Teratai dan Adeena bukan tipe mudah mendekati orang. Meski Wahda juga kerabat suaminya, tetap saja status membuat dinding keseganan baginya untuk menjalin keakraban.
Tak lama sebuah mobil sedan warna kuning memasuki halaman kafe yang membuat Teratai bisa dapat bernapas lega. Arsa memasuki kafe dengan sedikit tergesa-gesa. Teratai langsung menyuruhnya ke dapur dengan isyarat.
“Lama-lama Teratai harus membeli kulkas baru untuk menampung semua es buatanmu.”
Perhatian Wahda langsung teralih kepada Arsa yang baru saja memasuki dapur kafe. Tanpa ia sadari telah mengangkat mixer ke permukaan adonan sehingga menyembur dan membuatnya panik. Arsa bergegas mendekat, mengambil mixer dan mematikannya.
Wahda menunduk. Memandangi dirinya yang menyedihkan. Cemong dengan akibat semburan adonan es berwarna pink. Arsa yang juga menatapinya dari kaki hingga ke wajah seketika tertawa, tetapi segera bungkam saat melihat raut mukanya.
Arsa segera meraih kepala Wahda guna memeluknya, tetapi sepupunya itu menarik diri.
“Nanti pakaianmu ikutan kotor,” ucapnya dengan tangisan yang nyaris meledak.
“Tak apa.
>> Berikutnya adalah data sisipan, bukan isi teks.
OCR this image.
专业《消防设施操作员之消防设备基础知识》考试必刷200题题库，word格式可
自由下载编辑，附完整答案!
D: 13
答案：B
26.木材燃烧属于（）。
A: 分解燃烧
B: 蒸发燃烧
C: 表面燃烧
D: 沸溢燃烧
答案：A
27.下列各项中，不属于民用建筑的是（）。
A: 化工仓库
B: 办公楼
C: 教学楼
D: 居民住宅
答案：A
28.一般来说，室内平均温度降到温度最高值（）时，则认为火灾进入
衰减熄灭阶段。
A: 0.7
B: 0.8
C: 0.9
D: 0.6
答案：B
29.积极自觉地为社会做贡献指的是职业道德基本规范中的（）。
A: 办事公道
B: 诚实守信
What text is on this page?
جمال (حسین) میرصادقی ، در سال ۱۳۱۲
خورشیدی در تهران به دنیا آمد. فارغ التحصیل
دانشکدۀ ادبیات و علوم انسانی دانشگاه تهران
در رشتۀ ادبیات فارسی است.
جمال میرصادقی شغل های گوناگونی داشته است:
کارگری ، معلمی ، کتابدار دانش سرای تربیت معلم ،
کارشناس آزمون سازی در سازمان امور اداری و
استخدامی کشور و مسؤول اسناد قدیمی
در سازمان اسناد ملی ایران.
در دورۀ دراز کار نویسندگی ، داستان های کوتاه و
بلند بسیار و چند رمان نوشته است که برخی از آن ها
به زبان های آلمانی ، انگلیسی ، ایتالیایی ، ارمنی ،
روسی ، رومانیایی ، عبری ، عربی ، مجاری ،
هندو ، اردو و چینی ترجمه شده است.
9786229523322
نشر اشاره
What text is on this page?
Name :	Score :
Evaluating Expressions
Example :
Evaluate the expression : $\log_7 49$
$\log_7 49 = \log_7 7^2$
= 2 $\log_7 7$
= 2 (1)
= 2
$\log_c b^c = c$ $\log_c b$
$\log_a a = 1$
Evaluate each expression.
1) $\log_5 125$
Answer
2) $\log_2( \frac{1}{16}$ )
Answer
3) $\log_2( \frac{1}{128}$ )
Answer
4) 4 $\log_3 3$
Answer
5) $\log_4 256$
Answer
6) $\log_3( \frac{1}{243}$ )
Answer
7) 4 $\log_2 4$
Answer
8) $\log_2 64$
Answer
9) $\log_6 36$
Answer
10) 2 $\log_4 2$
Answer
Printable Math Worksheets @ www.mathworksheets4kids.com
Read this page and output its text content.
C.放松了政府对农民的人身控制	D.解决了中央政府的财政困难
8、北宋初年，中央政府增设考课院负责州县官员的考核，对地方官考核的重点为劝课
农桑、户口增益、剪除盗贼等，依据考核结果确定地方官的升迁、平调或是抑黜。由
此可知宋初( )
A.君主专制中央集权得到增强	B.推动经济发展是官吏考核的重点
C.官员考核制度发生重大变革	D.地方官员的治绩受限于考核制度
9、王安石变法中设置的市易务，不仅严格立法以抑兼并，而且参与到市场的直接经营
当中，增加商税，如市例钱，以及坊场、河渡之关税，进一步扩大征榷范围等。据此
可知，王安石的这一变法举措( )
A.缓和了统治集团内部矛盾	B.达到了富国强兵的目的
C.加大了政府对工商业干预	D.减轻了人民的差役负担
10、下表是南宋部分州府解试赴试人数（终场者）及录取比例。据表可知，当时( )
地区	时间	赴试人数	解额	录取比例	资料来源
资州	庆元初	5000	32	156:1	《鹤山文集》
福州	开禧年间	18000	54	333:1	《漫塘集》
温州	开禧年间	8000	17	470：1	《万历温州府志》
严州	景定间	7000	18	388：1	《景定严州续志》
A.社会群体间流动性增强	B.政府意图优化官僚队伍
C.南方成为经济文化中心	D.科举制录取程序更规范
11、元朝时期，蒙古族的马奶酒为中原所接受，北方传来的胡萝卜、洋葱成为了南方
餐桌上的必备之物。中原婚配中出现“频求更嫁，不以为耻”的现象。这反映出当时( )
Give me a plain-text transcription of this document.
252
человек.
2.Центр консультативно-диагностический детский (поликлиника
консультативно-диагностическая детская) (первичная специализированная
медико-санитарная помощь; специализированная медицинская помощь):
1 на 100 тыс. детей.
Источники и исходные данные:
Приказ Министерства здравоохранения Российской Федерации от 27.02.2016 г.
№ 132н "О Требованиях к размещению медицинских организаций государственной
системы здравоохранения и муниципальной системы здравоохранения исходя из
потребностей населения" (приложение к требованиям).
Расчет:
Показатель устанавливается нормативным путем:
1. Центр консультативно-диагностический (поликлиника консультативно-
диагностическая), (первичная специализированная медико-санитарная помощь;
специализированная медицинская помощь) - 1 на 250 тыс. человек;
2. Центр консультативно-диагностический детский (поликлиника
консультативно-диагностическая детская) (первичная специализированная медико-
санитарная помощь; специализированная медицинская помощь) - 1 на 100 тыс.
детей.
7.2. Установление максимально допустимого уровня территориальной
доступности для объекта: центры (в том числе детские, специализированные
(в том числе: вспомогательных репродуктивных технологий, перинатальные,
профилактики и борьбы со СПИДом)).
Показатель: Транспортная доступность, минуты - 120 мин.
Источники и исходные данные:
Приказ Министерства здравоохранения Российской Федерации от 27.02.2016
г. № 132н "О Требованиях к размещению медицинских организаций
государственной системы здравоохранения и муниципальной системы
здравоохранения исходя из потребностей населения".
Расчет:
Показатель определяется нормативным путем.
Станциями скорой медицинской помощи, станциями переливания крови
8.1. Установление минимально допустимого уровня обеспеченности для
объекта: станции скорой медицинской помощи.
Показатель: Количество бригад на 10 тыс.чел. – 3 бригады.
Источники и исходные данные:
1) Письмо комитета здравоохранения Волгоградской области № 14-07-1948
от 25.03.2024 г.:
Pakaian kotor masih bisa dicuci nanti,” ucapnya kembali ingin merengkuh kepala Wahda. Seketika bendungan yang sejak lama ia tahan kini pecah.
Tera dan Adeena yang mendengar keributan dari luar bergegas ke dapur, tetapi kembali memilih mundur.
Tak lama Arsa keluar dengan menarik lengan Wahda dan mendudukkannya di inflatable sofa. Tera dan Adeena mengikuti. Mereka menduduki dua sofa lainnya
“Wahda, kamu sudah bergabung ke kafe kami, jadi kamu juga bisa berbagi dengan kami. Kamu tahu, mengapa konsep kafe seperti ini? Di pojok ada beberapa inflatable sofa, lantainya dikasih alas tikar rotan karena aku ingin kafe ingin friendly dengan tetap mengusung natural. Semua orang bisa santai, duduk, dan saling berbagi di sini. Jadi jangan sungkan bercerita ke kami.”
“Aku bukannya sungkan, tapi tidak tahu harus bercerita apa. Kepalaku dipenuhi dengan kontradiksi. Senang, benci. marah dan rindu.”
“Apalagi lagi yang dilakukan Bagus padamu?” tanya Arsa dengan emosi.
"Tak peduli apa yang dilakukan Bagus, akunya saja yang terlalu lemah, rapuh. Aku terlalu mencintainya."
"Kalau boleh tahu, detik ini apa yang kamu inginkan? Kembali atau putus saja," tanya Teratai tegas.
Wahda menghela napas, melipat lutut lalu mendekapnya. "Sejujurnya aku masih ingin bersamanya. Bagaimana sikapnya padaku, aku sudah menerimanya dari lima tahun yang lalu. Tapi ….” Kembali ia menangis begitu mengingat apa yang dilihatnya pagi tadi.
***
Bagus memerhatikan panggilan tanpa nama di ponselnya. Ia mengangkat dengan malas, tatapannya kembali menekuri dokumen di layar desktop.
"Pak Bagus, saya Pak Andu," ucap suara di seberang sana.
"Pak An … di," eja Bagus.
"Sekomplek dengan Bapak."
"Oh iya ya, ada apa, Pak?" tanya Bagus. Kenyataannya ia masih belum ingat yang mana Andi.
"Begini tadi saya lihat banner di depan rumah Bapak. Rumahnya mau dijual berapa, Pak?"
"Apa?!" Bagus tersentak.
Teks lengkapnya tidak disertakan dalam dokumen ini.